In 1996 she chaired a committee that staged an exhibit of works by the impaired, called Art Ability. Fourteen years later, it has grown into an international, juried competition.
You can see some of the finest pieces of years past on the walls of the home where Doris and Bill Gorden have lived for half a century. I visited this week, and before I could take off my coat, Bill, 86, was leading me to an intricate watercolor of Old Town, Alexandria.
"That's an Eric Mohn," he said. "He was a mouth painter."
Paralyzed from the neck down after an automobile accident at age 17, the Maryland artist learned to paint by holding brushes between his lips. Each painting took him about two weeks to complete and, when exhibited, about 15 minutes to sell, Doris Gorden said.
In the den hangs a painting done especially for her by Steven Johnson, once a Philadelphia teacher, left paralyzed by a rare spinal condition. Painted with his fused right wrist, The Spirit of American Women is based on a black-and-white photograph that hangs below.
The photo shows a radiant young woman in a flight jacket, her long blond hair gathered under a leather helmet. She's standing in front of a single-engine Piper Cub.
Gorden was about 20 when the picture was taken, and had already earned her pilot's license.

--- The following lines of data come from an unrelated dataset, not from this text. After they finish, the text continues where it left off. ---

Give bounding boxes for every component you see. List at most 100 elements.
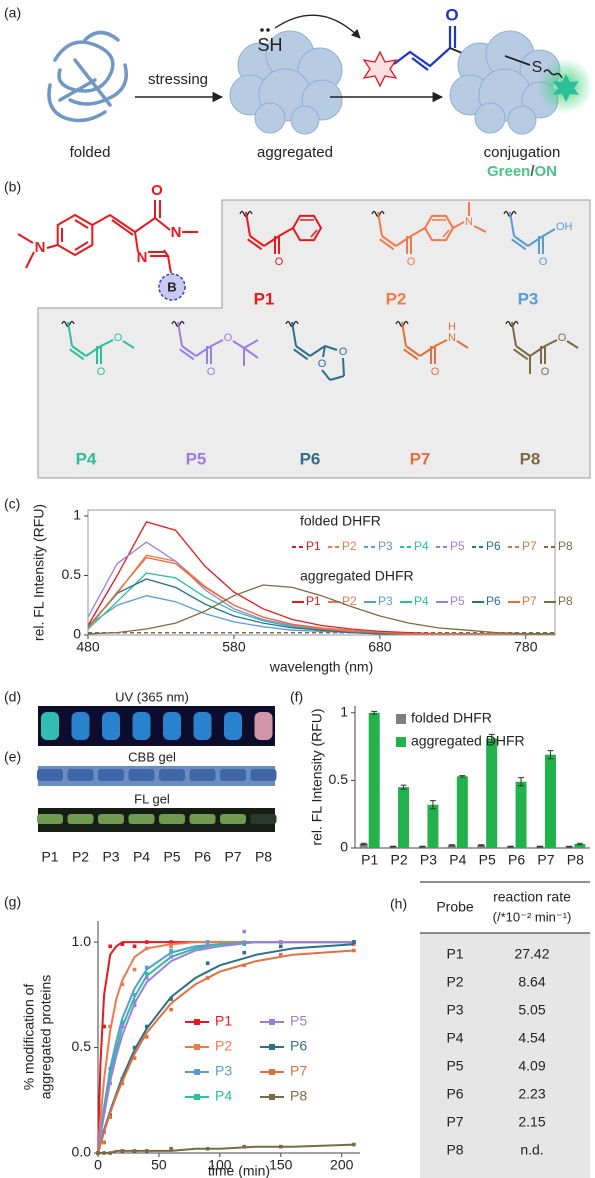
bond xyxy=(309,345,326,357)
table-cell: P8 xyxy=(446,1142,463,1158)
bar xyxy=(477,845,486,848)
bond xyxy=(85,345,102,357)
ring xyxy=(291,214,323,242)
data-point xyxy=(205,961,210,965)
panel-label: (h) xyxy=(390,896,407,912)
x-axis-label: time (min) xyxy=(208,1163,270,1178)
table-cell: 4.09 xyxy=(518,1058,545,1074)
bond xyxy=(232,340,245,349)
atom: N xyxy=(171,224,182,241)
spectrum xyxy=(87,541,555,635)
bond xyxy=(566,340,579,349)
data-point xyxy=(352,940,356,944)
bond xyxy=(122,340,135,349)
error-bar xyxy=(448,844,455,847)
image-label: CBB gel xyxy=(128,749,176,764)
spectrum xyxy=(87,556,555,635)
data-point xyxy=(132,993,137,997)
data-point xyxy=(169,940,173,944)
legend-label: P8 xyxy=(290,1088,307,1104)
x-tick-label: 480 xyxy=(76,639,100,655)
atom: O xyxy=(541,366,550,378)
x-tick-label: P1 xyxy=(361,852,378,868)
bond xyxy=(278,227,294,237)
legend-label: P5 xyxy=(450,594,465,608)
table-header: reaction rate xyxy=(493,889,571,905)
legend-label: P7 xyxy=(522,594,537,608)
legend-label: P6 xyxy=(290,1038,307,1054)
x-tick-label: 780 xyxy=(514,639,538,655)
enone xyxy=(393,26,457,71)
atom: O xyxy=(151,182,163,199)
error-bar xyxy=(429,800,436,810)
table-cell: 2.23 xyxy=(518,1086,545,1102)
legend-marker xyxy=(269,1069,275,1075)
atom: O xyxy=(558,332,567,344)
x-tick-label: 0 xyxy=(94,1157,102,1173)
cbb-band xyxy=(37,769,63,781)
x-tick-label: P7 xyxy=(537,852,554,868)
tube xyxy=(71,712,90,740)
fit-curve xyxy=(97,949,354,1154)
atom: O xyxy=(224,332,233,344)
lane-label: P5 xyxy=(163,849,180,865)
conjugated-protein xyxy=(449,30,561,135)
panel-label: (d) xyxy=(4,689,21,705)
atom: O xyxy=(207,366,216,378)
y-axis-label: aggregated proteins xyxy=(38,975,54,1100)
error-bar xyxy=(419,845,426,848)
y-axis-label: % modification of xyxy=(21,984,37,1091)
fl-band xyxy=(189,814,216,824)
folded-protein xyxy=(47,30,128,123)
table-cell: P7 xyxy=(446,1114,463,1130)
data-point xyxy=(144,965,149,970)
bond xyxy=(263,235,280,247)
data-point xyxy=(278,1144,283,1149)
data-point xyxy=(102,1140,106,1145)
readout: Green/ON xyxy=(487,163,557,180)
data-point xyxy=(352,1142,356,1147)
bond xyxy=(529,345,546,357)
data-point xyxy=(120,1149,125,1153)
state-label: aggregated xyxy=(257,144,333,161)
data-point xyxy=(120,1020,125,1025)
legend-label: P6 xyxy=(486,539,501,553)
fl-band xyxy=(67,814,94,824)
bond xyxy=(67,321,73,347)
y-tick-label: 0.5 xyxy=(62,566,82,582)
core-structure xyxy=(17,200,198,274)
table-cell: n.d. xyxy=(520,1142,543,1158)
legend-label: P6 xyxy=(486,594,501,608)
legend-marker xyxy=(269,1019,275,1025)
data-point xyxy=(144,940,149,944)
bond xyxy=(71,345,87,357)
b-label: B xyxy=(167,279,176,294)
cbb-band xyxy=(159,769,185,781)
panel-label: (g) xyxy=(4,894,21,910)
bond xyxy=(322,345,326,358)
bond xyxy=(310,229,318,238)
error-bar xyxy=(371,710,378,715)
thiol: SH xyxy=(257,35,282,55)
error-bar xyxy=(400,784,407,790)
y-tick-label: 0 xyxy=(340,839,348,855)
tube xyxy=(163,712,181,740)
table-cell: 5.05 xyxy=(518,1002,545,1018)
tube xyxy=(41,712,59,740)
data-point xyxy=(108,1024,112,1029)
error-bar xyxy=(566,845,573,848)
bond xyxy=(324,345,338,351)
table-cell: 27.42 xyxy=(514,946,549,962)
x-tick-label: 580 xyxy=(222,639,246,655)
error-bar xyxy=(478,844,485,847)
bond xyxy=(456,340,469,349)
x-tick-label: P4 xyxy=(449,852,466,868)
y-tick-label: 1 xyxy=(340,703,348,719)
data-point xyxy=(132,967,137,972)
error-bar xyxy=(390,845,397,848)
bond xyxy=(69,348,85,361)
atom: O xyxy=(114,332,123,344)
atom: O xyxy=(318,358,327,370)
legend-label: P2 xyxy=(215,1038,232,1054)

She'd known Bill about five years by then. They'd met in their Detroit church on Christmas Day 1940. She was engaged to someone else the day he returned from flying Hellcats in the Pacific, walked into church, and caught her eye.
"I took a look at him and went home and told my mother that I didn't think my engagement was going to work."
She was 29 when she felt a deep ache in her back and figured it was from lifting a sewing machine. "I managed to get my kids to bed." Two days later she couldn't lift herself and knew it was polio. She managed to get back into bed.
"Those were the last steps I took."
She spent six weeks in an iron lung, pregnant. After that, pretty much everything has been endurable, she said - even becoming pregnant with their fourth child 10 years later.
She still goes to therapy three times a week at Bryn Mawr Rehab. After 45 minutes of swimming and walking underwater, she spends an additional hour doing sit-ups and pull-ups, moving, she said, everything that moves.
"Life never let me down," she said. "I tell people that what's happened to me is just a nuisance. I figure if I'm still alive, there's plenty to do."